Interior of the Brown House (President's Cabin) at Rapidan Camp in Shenandoah National Park. NPS photo.

You were invited to figure out what Mystery Spot 14 is using just these three rhymes and the fact that it's in a National Park-designated unit of the National Park System.

Two prongs that meet at Doubletop
Form a river that doesn't stop
Until it dumps its flow
Into the bigger river below.

 

and

My vacuum cleaner cannot speak,
And yet it shouts a clue.
If you could read what's on it,
You would hear it too.

 

and

An outdoorsy four-letter word
That you have often heard
Is an adjective, verb, or noun
Whether in forest, field, or town.

 

and

It isn't a White House, or a red or a green house,
It doesn't have clapboards of blue.
It's a Brown House, you see,
And preservationists agree,
That brown will just have to do.

 

Rhyme #1 identifies the place where the Rapidan River is formed by the confluence of two smaller streams -- Mill Prong and Laurel Prong -- on Doubletop Mountain about three miles from Big Meadows in Shenandoah National Park. The confluence is within Rapidan Camp, a 164-acre property that was purchased by President Herbert Hoover for use as a rustic rural retreat during his presidency (1929-1933). President Hoover prized this mountain retreat for its privacy, cool weather, lack of mosquitoes, superb trout fishing, and proximity to the White House (less than 100 miles away). He donated the property to the federal government in 1935 and it was incorporated into the new Shenandoah National Park in 1935. Although the property was named Camp Hoover for a time, and was designated a National Historic Landmark under that name, its official name was changed back to Rapidan Camp.

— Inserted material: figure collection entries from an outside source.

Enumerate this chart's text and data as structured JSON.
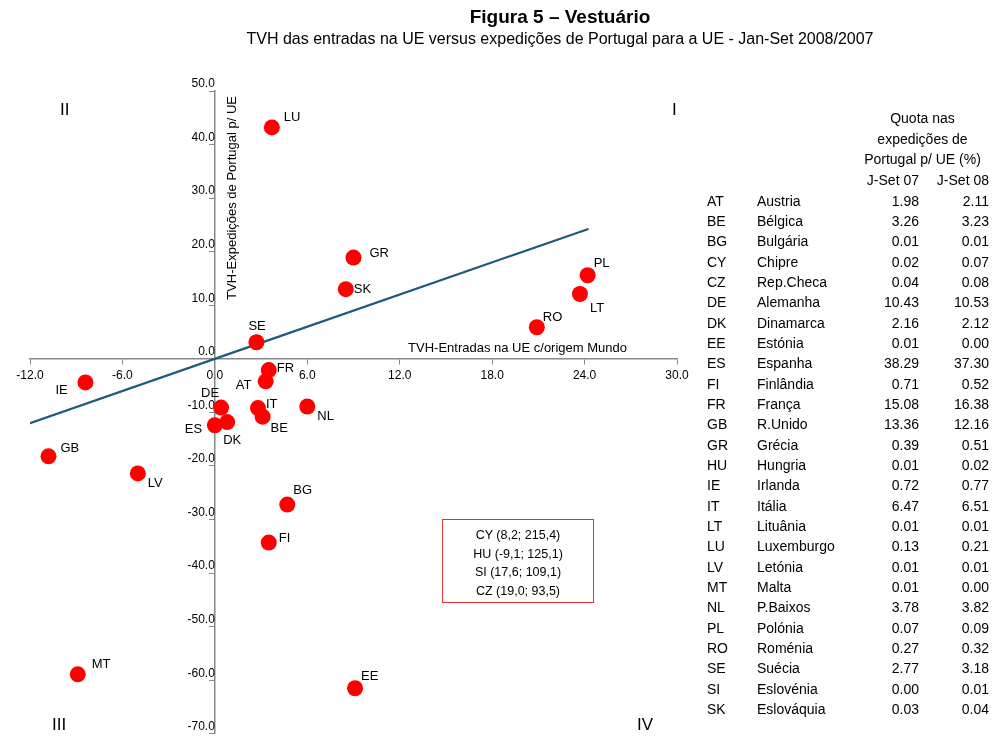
{
  "chart_data": [
    {
      "type": "scatter",
      "title": "Figura 5 – Vestuário",
      "subtitle": "TVH das entradas na UE versus expedições de Portugal para a UE - Jan-Set 2008/2007",
      "xlabel": "TVH-Entradas na UE c/origem Mundo",
      "ylabel": "TVH-Expedições de Portugal p/ UE",
      "xlim": [
        -12,
        30
      ],
      "xticks": [
        {
          "value": -12,
          "label": "-12.0"
        },
        {
          "value": -6,
          "label": "-6.0"
        },
        {
          "value": 0,
          "label": "0.0"
        },
        {
          "value": 6,
          "label": "6.0"
        },
        {
          "value": 12,
          "label": "12.0"
        },
        {
          "value": 18,
          "label": "18.0"
        },
        {
          "value": 24,
          "label": "24.0"
        },
        {
          "value": 30,
          "label": "30.0"
        }
      ],
      "ylim": [
        -70,
        50
      ],
      "yticks": [
        {
          "value": -70,
          "label": "-70.0"
        },
        {
          "value": -60,
          "label": "-60.0"
        },
        {
          "value": -50,
          "label": "-50.0"
        },
        {
          "value": -40,
          "label": "-40.0"
        },
        {
          "value": -30,
          "label": "-30.0"
        },
        {
          "value": -20,
          "label": "-20.0"
        },
        {
          "value": -10,
          "label": "-10.0"
        },
        {
          "value": 0,
          "label": "0.0"
        },
        {
          "value": 10,
          "label": "10.0"
        },
        {
          "value": 20,
          "label": "20.0"
        },
        {
          "value": 30,
          "label": "30.0"
        },
        {
          "value": 40,
          "label": "40.0"
        },
        {
          "value": 50,
          "label": "50.0"
        }
      ],
      "grid": false,
      "legend": false,
      "marker": "circle",
      "series": [
        {
          "name": "LU",
          "color": "#ff0000",
          "x": [
            3.7
          ],
          "values": [
            43.2
          ]
        },
        {
          "name": "GR",
          "color": "#ff0000",
          "x": [
            9.0
          ],
          "values": [
            18.9
          ]
        },
        {
          "name": "SK",
          "color": "#ff0000",
          "x": [
            8.5
          ],
          "values": [
            13.0
          ]
        },
        {
          "name": "PL",
          "color": "#ff0000",
          "x": [
            24.2
          ],
          "values": [
            15.6
          ]
        },
        {
          "name": "LT",
          "color": "#ff0000",
          "x": [
            23.7
          ],
          "values": [
            12.1
          ]
        },
        {
          "name": "RO",
          "color": "#ff0000",
          "x": [
            20.9
          ],
          "values": [
            5.9
          ]
        },
        {
          "name": "SE",
          "color": "#ff0000",
          "x": [
            2.7
          ],
          "values": [
            3.1
          ]
        },
        {
          "name": "FR",
          "color": "#ff0000",
          "x": [
            3.5
          ],
          "values": [
            -2.1
          ]
        },
        {
          "name": "AT",
          "color": "#ff0000",
          "x": [
            3.3
          ],
          "values": [
            -4.2
          ]
        },
        {
          "name": "IE",
          "color": "#ff0000",
          "x": [
            -8.4
          ],
          "values": [
            -4.4
          ]
        },
        {
          "name": "DE",
          "color": "#ff0000",
          "x": [
            0.4
          ],
          "values": [
            -9.1
          ]
        },
        {
          "name": "IT",
          "color": "#ff0000",
          "x": [
            2.8
          ],
          "values": [
            -9.2
          ]
        },
        {
          "name": "NL",
          "color": "#ff0000",
          "x": [
            6.0
          ],
          "values": [
            -8.9
          ]
        },
        {
          "name": "BE",
          "color": "#ff0000",
          "x": [
            3.1
          ],
          "values": [
            -10.8
          ]
        },
        {
          "name": "DK",
          "color": "#ff0000",
          "x": [
            0.8
          ],
          "values": [
            -11.8
          ]
        },
        {
          "name": "ES",
          "color": "#ff0000",
          "x": [
            0.0
          ],
          "values": [
            -12.4
          ]
        },
        {
          "name": "GB",
          "color": "#ff0000",
          "x": [
            -10.8
          ],
          "values": [
            -18.2
          ]
        },
        {
          "name": "LV",
          "color": "#ff0000",
          "x": [
            -5.0
          ],
          "values": [
            -21.4
          ]
        },
        {
          "name": "BG",
          "color": "#ff0000",
          "x": [
            4.7
          ],
          "values": [
            -27.2
          ]
        },
        {
          "name": "FI",
          "color": "#ff0000",
          "x": [
            3.5
          ],
          "values": [
            -34.3
          ]
        },
        {
          "name": "MT",
          "color": "#ff0000",
          "x": [
            -8.9
          ],
          "values": [
            -58.9
          ]
        },
        {
          "name": "EE",
          "color": "#ff0000",
          "x": [
            9.1
          ],
          "values": [
            -61.5
          ]
        },
        {
          "type": "line",
          "color": "#1f5a7a",
          "marker": "none",
          "x": [
            -12,
            24.2
          ],
          "values": [
            -12,
            24.2
          ]
        }
      ],
      "annotations": [
        "I",
        "II",
        "III",
        "IV",
        "CY (8,2; 215,4)",
        "HU (-9,1; 125,1)",
        "SI (17,6; 109,1)",
        "CZ (19,0; 93,5)"
      ]
    },
    {
      "type": "other",
      "title": "Quota nas expedições de Portugal p/ UE (%)",
      "annotations": [
        "J-Set 07",
        "J-Set 08",
        "AT",
        "Austria",
        "1.98",
        "2.11",
        "BE",
        "Bélgica",
        "3.26",
        "3.23",
        "BG",
        "Bulgária",
        "0.01",
        "0.01",
        "CY",
        "Chipre",
        "0.02",
        "0.07",
        "CZ",
        "Rep.Checa",
        "0.04",
        "0.08",
        "DE",
        "Alemanha",
        "10.43",
        "10.53",
        "DK",
        "Dinamarca",
        "2.16",
        "2.12",
        "EE",
        "Estónia",
        "0.01",
        "0.00",
        "ES",
        "Espanha",
        "38.29",
        "37.30",
        "FI",
        "Finlândia",
        "0.71",
        "0.52",
        "FR",
        "França",
        "15.08",
        "16.38",
        "GB",
        "R.Unido",
        "13.36",
        "12.16",
        "GR",
        "Grécia",
        "0.39",
        "0.51",
        "HU",
        "Hungria",
        "0.01",
        "0.02",
        "IE",
        "Irlanda",
        "0.72",
        "0.77",
        "IT",
        "Itália",
        "6.47",
        "6.51",
        "LT",
        "Lituânia",
        "0.01",
        "0.01",
        "LU",
        "Luxemburgo",
        "0.13",
        "0.21",
        "LV",
        "Letónia",
        "0.01",
        "0.01",
        "MT",
        "Malta",
        "0.01",
        "0.00",
        "NL",
        "P.Baixos",
        "3.78",
        "3.82",
        "PL",
        "Polónia",
        "0.07",
        "0.09",
        "RO",
        "Roménia",
        "0.27",
        "0.32",
        "SE",
        "Suécia",
        "2.77",
        "3.18",
        "SI",
        "Eslovénia",
        "0.00",
        "0.01",
        "SK",
        "Eslováquia",
        "0.03",
        "0.04"
      ]
    }
  ]
}
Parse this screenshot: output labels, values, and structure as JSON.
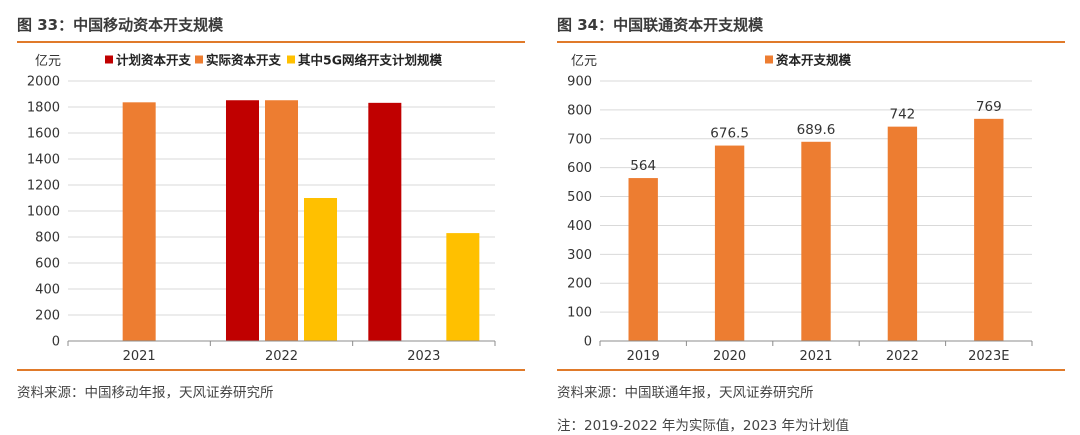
{
  "figures": [
    {
      "id": "fig33",
      "title": "图 33：中国移动资本开支规模",
      "source": "资料来源：中国移动年报，天风证券研究所",
      "chart_data": {
        "type": "bar",
        "title": "中国移动资本开支规模",
        "ylabel": "亿元",
        "xlabel": "",
        "ylim": [
          0,
          2000
        ],
        "yticks": [
          0,
          200,
          400,
          600,
          800,
          1000,
          1200,
          1400,
          1600,
          1800,
          2000
        ],
        "categories": [
          "2021",
          "2022",
          "2023"
        ],
        "series": [
          {
            "name": "计划资本开支",
            "color": "#c00000",
            "values": [
              null,
              1852,
              1832
            ]
          },
          {
            "name": "实际资本开支",
            "color": "#ed7d31",
            "values": [
              1836,
              1852,
              null
            ]
          },
          {
            "name": "其中5G网络开支计划规模",
            "color": "#ffc000",
            "values": [
              null,
              1100,
              830
            ]
          }
        ],
        "legend_position": "top",
        "grid": true
      }
    },
    {
      "id": "fig34",
      "title": "图 34：中国联通资本开支规模",
      "source": "资料来源：中国联通年报，天风证券研究所",
      "note": "注：2019-2022 年为实际值，2023 年为计划值",
      "chart_data": {
        "type": "bar",
        "title": "中国联通资本开支规模",
        "ylabel": "亿元",
        "xlabel": "",
        "ylim": [
          0,
          900
        ],
        "yticks": [
          0,
          100,
          200,
          300,
          400,
          500,
          600,
          700,
          800,
          900
        ],
        "categories": [
          "2019",
          "2020",
          "2021",
          "2022",
          "2023E"
        ],
        "series": [
          {
            "name": "资本开支规模",
            "color": "#ed7d31",
            "values": [
              564,
              676.5,
              689.6,
              742,
              769
            ],
            "labels": [
              "564",
              "676.5",
              "689.6",
              "742",
              "769"
            ]
          }
        ],
        "legend_position": "top",
        "grid": true
      }
    }
  ]
}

The second rhyme is especially helpful if the first clue has put you on the right track. The description fits the Hoover vacuum cleaner, one of the world's most popular vacuum cleaner brands. (In British English, "hoover" is a generic term for vacuum cleaner.)

Rhyme #3 provides the word needed to nail down the proper name of the mystery spot, not just its geographic site. "Camp" is one of the few four-letter words that is clearly outdoorsy, can be used as a noun (Boy Scout camp), a verb (I like to camp) or an adjective (I like camp art), and can also be combined with Rapidan or Hoover to specify a place location in a national park.

The final rhyme relates to the fact that, whereas President Hoover's residence in Washington, DC, was the White House, his Rapidan Camp residence (the President's Cabin) was facetiously dubbed the Brown House.